Di tengah target ambisius pertumbuhan ekonomi 8 persen, Rakornas diposisikan sebagai ruang konsolidasi agar kebijakan makro pemerintah pusat dapat diterjemahkan secara konkret di level daerah—tempat roda ekonomi sesungguhnya bergerak.
Kepala Pusat Penerangan (Kapuspen) Kemendagri, Benni Irwan, menegaskan bahwa Rakornas tahun ini berfokus pada percepatan implementasi program prioritas Presiden, terutama yang berkaitan dengan kedaulatan pangan, energi, dan penguatan ekonomi produktif serta inklusif.
“Mempercepat tercapainya keberhasilan program prioritas Presiden untuk mewujudkan kedaulatan pangan dan energi, serta ekonomi yang produktif dan inklusif dengan pencapaian target pertumbuhan ekonomi 8 persen,” ujar Benni.
Peran Daerah Kunci Penggerak Ekonomi
Pemerintah menyadari bahwa keberhasilan target ekonomi nasional sangat bergantung pada performa daerah. Kepala daerah dan Forkopimda dinilai sebagai motor utama penggerak aktivitas ekonomi, mulai dari perizinan usaha, distribusi pangan, pengelolaan energi lokal, hingga belanja daerah yang berdampak langsung pada perputaran uang di masyarakat.
Karena itu, Rakornas menjadi momentum menyamakan persepsi agar kebijakan pusat tidak berhenti sebagai dokumen, tetapi benar-benar menjadi program nyata di daerah.

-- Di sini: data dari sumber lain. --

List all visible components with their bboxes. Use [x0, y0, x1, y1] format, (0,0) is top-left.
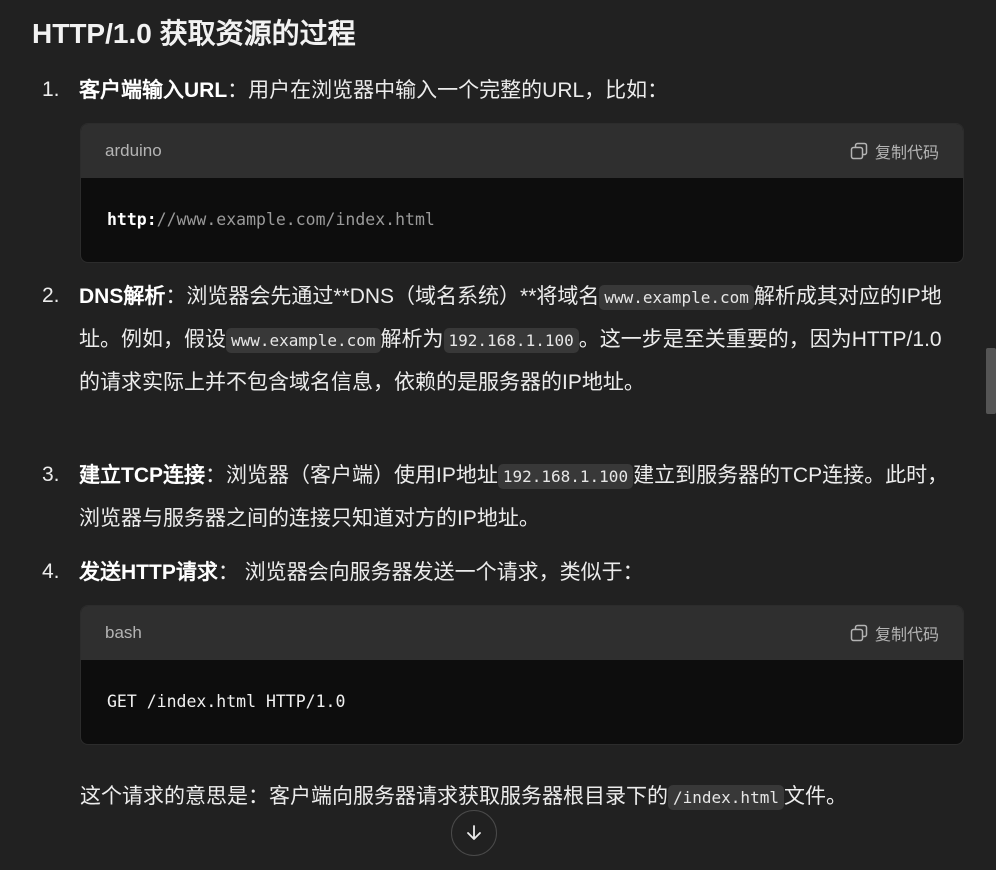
code-content: GET /index.html HTTP/1.0: [107, 692, 346, 711]
step-title: 建立TCP连接: [79, 464, 205, 487]
scroll-to-bottom-button[interactable]: [451, 810, 497, 856]
copy-code-button[interactable]: 复制代码: [850, 606, 939, 660]
step-text: 建立TCP连接：浏览器（客户端）使用IP地址 192.168.1.100 建立到服务…: [79, 455, 962, 540]
step-body: ： 浏览器会向服务器发送一个请求，类似于：: [217, 561, 644, 584]
copy-code-label: 复制代码: [874, 627, 939, 644]
list-item-step-1: 1. 客户端输入URL：用户在浏览器中输入一个完整的URL，比如：: [42, 70, 962, 112]
list-item-step-4: 4. 发送HTTP请求： 浏览器会向服务器发送一个请求，类似于：: [42, 552, 962, 594]
copy-code-label: 复制代码: [874, 145, 939, 162]
step-body: ：用户在浏览器中输入一个完整的URL，比如：: [227, 79, 669, 102]
inline-code-domain: www.example.com: [599, 285, 754, 310]
step-title: 发送HTTP请求: [79, 561, 218, 584]
list-item-step-3: 3. 建立TCP连接：浏览器（客户端）使用IP地址 192.168.1.100 建立…: [42, 455, 962, 539]
step-number: 4.: [42, 560, 60, 583]
step-number: 2.: [42, 284, 60, 307]
copy-code-button[interactable]: 复制代码: [850, 124, 939, 178]
code-content: http://www.example.com/index.html: [81, 178, 963, 262]
code-protocol: http:: [107, 210, 157, 229]
step-text: 发送HTTP请求： 浏览器会向服务器发送一个请求，类似于：: [79, 552, 962, 594]
explanation-paragraph: 这个请求的意思是：客户端向服务器请求获取服务器根目录下的/index.html 文…: [80, 776, 930, 819]
code-block-bash: bash 复制代码 GET /index.html HTTP/1.0: [80, 605, 964, 745]
step-text: DNS解析：浏览器会先通过**DNS（域名系统）**将域名 www.example…: [79, 276, 962, 404]
code-language-label: arduino: [105, 141, 162, 160]
step-body: ：浏览器会先通过**DNS（域名系统）**将域名: [165, 285, 600, 308]
explanation-text: 这个请求的意思是：客户端向服务器请求获取服务器根目录下的: [80, 785, 668, 808]
explanation-text: 文件。: [783, 785, 847, 808]
step-title: DNS解析: [79, 285, 166, 308]
code-url-rest: //www.example.com/index.html: [156, 210, 435, 229]
code-block-header: arduino 复制代码: [81, 124, 963, 178]
inline-code-domain: www.example.com: [226, 328, 381, 353]
copy-icon: [850, 624, 868, 642]
step-title: 客户端输入URL: [79, 79, 228, 102]
step-body: 解析为: [380, 328, 444, 351]
list-item-step-2: 2. DNS解析：浏览器会先通过**DNS（域名系统）**将域名 www.exam…: [42, 276, 962, 444]
step-number: 1.: [42, 78, 60, 101]
step-text: 客户端输入URL：用户在浏览器中输入一个完整的URL，比如：: [79, 70, 962, 112]
section-heading: HTTP/1.0 获取资源的过程: [32, 18, 356, 49]
code-block-arduino: arduino 复制代码 http://www.example.com/inde…: [80, 123, 964, 263]
arrow-down-icon: [467, 825, 481, 840]
chat-response: HTTP/1.0 获取资源的过程 1. 客户端输入URL：用户在浏览器中输入一个…: [0, 0, 996, 870]
code-block-header: bash 复制代码: [81, 606, 963, 660]
scrollbar-thumb[interactable]: [986, 348, 996, 414]
step-body: ：浏览器（客户端）使用IP地址: [205, 464, 498, 487]
inline-code-path: /index.html: [668, 785, 784, 810]
copy-icon: [850, 142, 868, 160]
inline-code-ip: 192.168.1.100: [497, 464, 634, 489]
step-number: 3.: [42, 463, 60, 486]
inline-code-ip: 192.168.1.100: [443, 328, 579, 353]
code-language-label: bash: [105, 623, 142, 642]
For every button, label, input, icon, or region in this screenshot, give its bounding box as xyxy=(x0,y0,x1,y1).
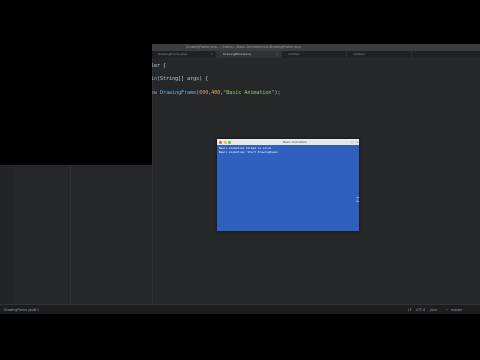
maximize-icon[interactable]: □ xyxy=(350,140,354,144)
console-line: Basic Animation: Start DrawingPanel xyxy=(219,149,278,154)
tab-drawingframe[interactable]: DrawingFrame.java × xyxy=(152,51,217,58)
tab-label: untitled xyxy=(288,52,300,56)
overlay-black-region xyxy=(0,0,152,165)
minimize-window-icon[interactable] xyxy=(223,140,227,144)
status-file[interactable]: DrawingFrame.java xyxy=(4,308,35,312)
string-literal: "Basic Animation" xyxy=(223,90,275,96)
code-line: new DrawingFrame(600,400,"Basic Animatio… xyxy=(148,90,281,96)
git-branch-icon: ⑂ xyxy=(446,308,448,312)
close-icon[interactable]: × xyxy=(355,140,359,144)
minimize-icon[interactable]: – xyxy=(345,140,349,144)
number-literal: 600 xyxy=(199,90,209,96)
app-window-titlebar[interactable]: Basic Animation – □ × xyxy=(217,139,359,145)
close-icon[interactable]: × xyxy=(275,51,278,58)
tab-untitled-1[interactable]: untitled xyxy=(282,51,347,58)
tab-label: DrawingFrame.java xyxy=(158,52,188,56)
type-name: DrawingFrame xyxy=(160,90,197,96)
mouse-cursor-icon: ⌶ xyxy=(356,197,360,204)
status-bar: DrawingFrame.java 5:1 LF UTF-8 Java ⑂ ma… xyxy=(0,304,480,314)
tab-label: untitled xyxy=(353,52,365,56)
status-encoding[interactable]: UTF-8 xyxy=(416,308,425,312)
status-language[interactable]: Java xyxy=(430,308,437,312)
code-text: ); xyxy=(274,90,281,96)
java-app-window[interactable]: Basic Animation – □ × Basic Animation th… xyxy=(217,139,359,231)
status-line-ending[interactable]: LF xyxy=(408,308,412,312)
app-window-title: Basic Animation xyxy=(283,140,308,145)
code-text: (String[] args) { xyxy=(157,76,209,82)
status-cursor-pos[interactable]: 5:1 xyxy=(34,308,39,312)
tab-label: DrawingPanel.java xyxy=(223,52,251,56)
editor-window-title: DrawingFrame.java — /Users/.../Basic Ani… xyxy=(186,45,301,50)
status-git-branch[interactable]: master xyxy=(451,308,462,312)
number-literal: 400 xyxy=(211,90,221,96)
app-console-output: Basic Animation thread is alive Basic An… xyxy=(219,146,278,154)
code-line: ain(String[] args) { xyxy=(148,76,208,82)
close-window-icon[interactable] xyxy=(219,140,222,144)
tab-untitled-2[interactable]: untitled xyxy=(347,51,412,58)
tab-drawingpanel[interactable]: DrawingPanel.java × xyxy=(217,51,282,58)
close-icon[interactable]: × xyxy=(210,51,213,58)
maximize-window-icon[interactable] xyxy=(228,140,231,144)
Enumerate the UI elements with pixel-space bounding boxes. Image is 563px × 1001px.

Presiden Prabowo dijadwalkan tidak hanya membuka acara, tetapi juga menyampaikan evaluasi kinerja 2025 sekaligus arahan strategis menghadapi 2026. Arah kebijakan ini diperkirakan akan menitikberatkan pada efektivitas belanja pemerintah, stabilitas pangan dan energi, serta penguatan ekonomi daerah berbasis potensi lokal.
Hadirkan Kabinet, TNI, Polri Bahas Isu Ekonomi Strategis
Rakornas juga menghadirkan jajaran Kabinet Merah Putih, pimpinan lembaga negara, serta unsur TNI dan Polri dalam sesi-sesi tematik. Beberapa topik utama yang akan dibahas antara lain:
* Sinergi kebijakan ekonomi dan energi pusat-daerah
* Strategi kedaulatan pangan berkelanjutan
* Penguatan koordinasi kebijakan pembangunan daerah
* Isu strategis lain yang berdampak pada stabilitas ekonomi nasional
Kehadiran lintas sektor ini menunjukkan bahwa isu ekonomi tidak lagi dipandang parsial, melainkan membutuhkan pendekatan kolaboratif dari berbagai lini pemerintahan.
4.487 Peserta, Simbol Besarnya Taruhan Ekonomi Daerah
Sebanyak 4.487 peserta dari unsur kementerian/lembaga, gubernur, bupati, wali kota, pimpinan DPRD, hingga Forkopimda akan hadir. Skala ini mencerminkan besarnya taruhan kebijakan ekonomi di daerah.
Sebab pada akhirnya, keberhasilan target pertumbuhan ekonomi nasional tidak hanya ditentukan di Jakarta, tetapi di kabupaten, kota, dan provinsi di seluruh Indonesia.
Rakornas 2026 pun menjadi lebih dari sekadar forum koordinasi. Ia menjelma menjadi ruang konsolidasi ekonomi nasional, tempat pusat dan daerah menyatukan langkah agar agenda besar pembangunan benar-benar terasa dampaknya bagi masyarakat luas.